Thirty Years On, Bhopal’s Ghost Haunts India

BRICS, 8 Dec 2014

Gulf News – TRANSCEND Media Service

Recurring gas explosions, pipeline blasts point to systemic failure of the safety regime.

1 Dec 2014 – Even after three decades, the memory of the 1984 Bhopal gas disaster is kept alive by “mini Bhopals” that occur across India.

Three took place in June, barely a month after Narendra Modi formed the government: a gas explosion in the Bhilai steel plant killed six and injured 30; a pipeline blast near Nagaram village in Andhra Pradesh killed 17 and a gas leak at a state-run plant in Kollam in Kerala sent 130 children to hospital.

And on November 19, a blow-out of an oil well spread panic in Santhol village in Gujarat.

According to the National Disaster Management Authority (NDMA), there are 1,861 “major accident hazard” units across the country, not counting unorganised sectors dealing with a range of hazardous material. It says 130 “significant chemical accidents” were reported in India during 1999-2009, and 20 in the last four years.

Recurring industrial accidents point to systemic failure of the safety regime that came up post-Bhopal, says Satinath Sarangi of Sambhavna Trust in Bhopal that fights for the rights of the Bhopal survivors who still suffer from the effects of the toxic gas.

The Environment Protection Act, the Disaster Management Act and the rules framed for manufacture, storage and import of hazardous chemicals and management of hazardous wastes were all positive steps, he says. “However their impact have been minimal due to inadequate or faulty implementation,” Sarangi told IANS.

That may explain how in 2001 steel contaminated with heavy metals and hazardous asbestos from the ruins of the World Trade Centre reached India.

The impact, however, was not altogether nil.

In 2006, authorities stopped a French ship carrying hazardous asbestos wastes from being dismantled at Alang in Gujarat.

The same year, Unilever was asked to shut down its thermometer manufacturing factory at Kodaikanal in Tamil Nadu after it was found dumping toxic mercury waste at the site. More recently, the Tamil Nadu government withdrew permission to Gas Authority of India for laying gas pipeline across farmers’ fields.

But Bhopal survivors are still fighting for justice.

Sarangi’s long list of demands calls upon Dow Chemicals — which owns Union Carbide — to clean up contaminated soil and groundwater around the abandoned pesticide factory and respond to the Bhopal District Court’s summons to appear in the ongoing criminal case.

Bhopal was a wake-up call. But is India fully awake to handle time bombs ticking elsewhere?

By 2020, India will lay about 33,000km of gas pipeline — with some passing through thickly populated areas — requiring strict safety standards, cautions Gopal Krishna of ToxicsWatch Alliance, an NGO.

The rapid growth of the pharmaceutical industry has raised the risk of contaminating surface and groundwater with residual pharmaceuticals, warn greens.

According to NDMA, India is vulnerable to emergencies of biological as well as nuclear origin.

The proposed world’s largest nuclear plant at Jaitapur in Maharasthra is only 10km from a geological fault capable of generating 6.5 magnitude quake, says Vinod Gaur, a renowned seismologist in Bengaluru.

India has two “level-4” high security bio-safety laboratories in Pune and Bhopal.

“Pathogens have escaped from such laboratories of the US and Russia,” says Kalyan Banerjee, a former director of the National Institute of Virology in Pune.

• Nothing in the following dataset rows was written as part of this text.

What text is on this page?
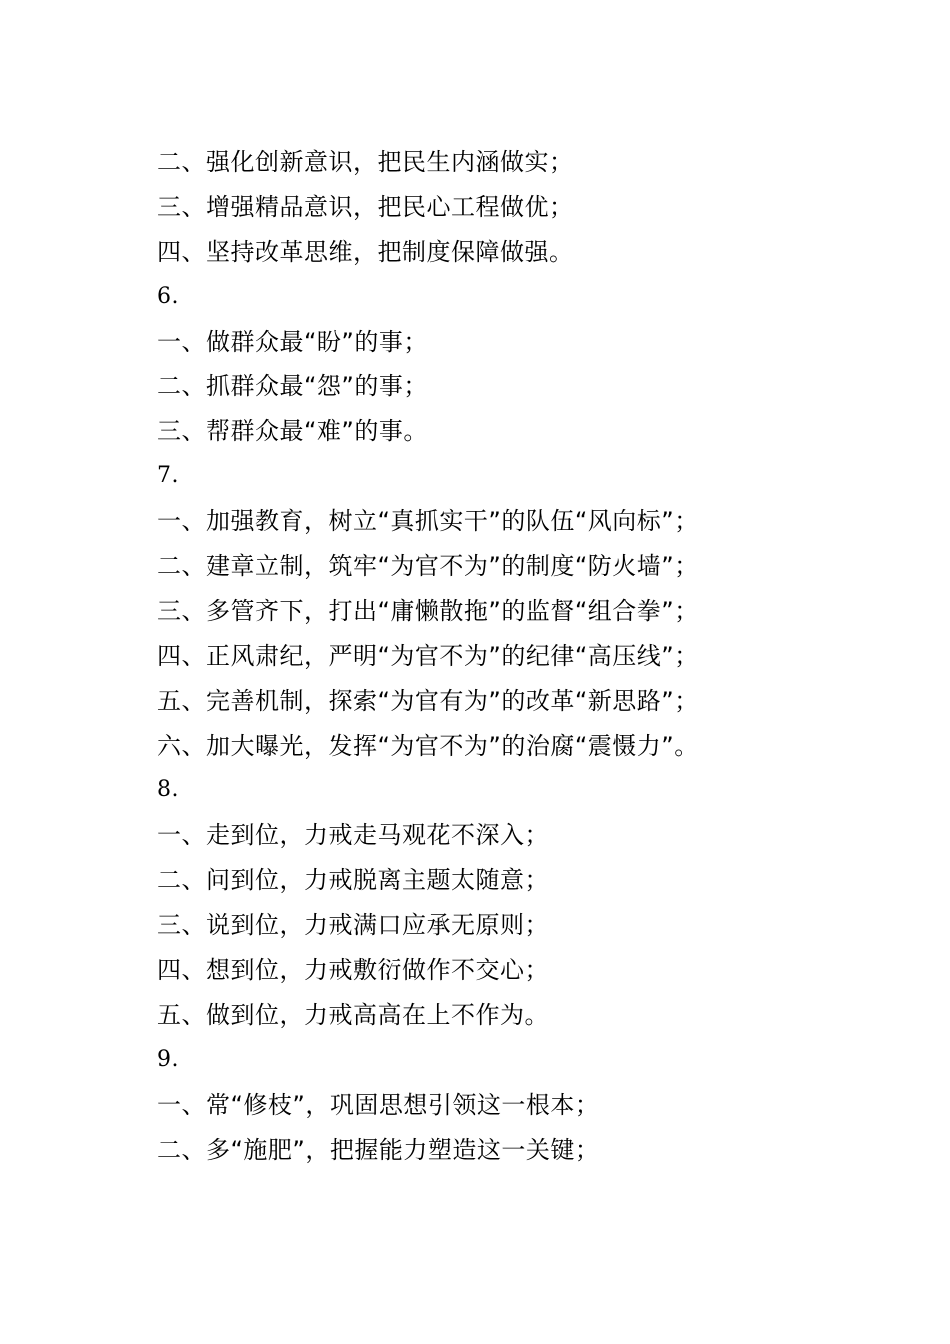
二、强化创新意识，把民生内涵做实；
三、增强精品意识，把民心工程做优；
四、坚持改革思维，把制度保障做强。
6.
一、做群众最“盼”的事；
二、抓群众最“怨”的事；
三、帮群众最“难”的事。
7.
一、加强教育，树立“真抓实干”的队伍“风向标”；
二、建章立制，筑牢“为官不为”的制度“防火墙”；
三、多管齐下，打出“庸懒散拖”的监督“组合拳”；
四、正风肃纪，严明“为官不为”的纪律“高压线”；
五、完善机制，探索“为官有为”的改革“新思路”；
六、加大曝光，发挥“为官不为”的治腐“震慑力”。
8.
一、走到位，力戒走马观花不深入；
二、问到位，力戒脱离主题太随意；
三、说到位，力戒满口应承无原则；
四、想到位，力戒敷衍做作不交心；
五、做到位，力戒高高在上不作为。
9.
一、常“修枝”，巩固思想引领这一根本；
二、多“施肥”，把握能力塑造这一关键；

“These laboratories require absolute discipline and faultless maintenance. These are almost impossible to implement in India. Therefore the chances of escape of pathogens are pretty high in India,” Banerjee told IANS.

“We have sufficient reason to believe that the possibility of recurrence of the Bhopal disaster is much more heightened now than in 1984,” adds Sarangi.

The import and local production of hazardous chemicals today are many times higher than before while their regulation is more lax.

Risk of accidents has increased, Sarangi says, with the government promoting “Petrochemicals Investment Regions,” each of 250 sq km area, along the lines of Special Economic Zones.

Most potential “mini Bhopals” are in industrial estates around large cities or in backward areas.

“Thus, Vapi and Ankleshwar in Gujarat, Taloja and Lote Parasuram in Maharshtra, and Cuddalore and Mettur in Tamil Nadu are places where locals and the environment are subjected to massive toxic assault,” Sarangi says.

“We have to see what kind of safety measures the new government will enact.”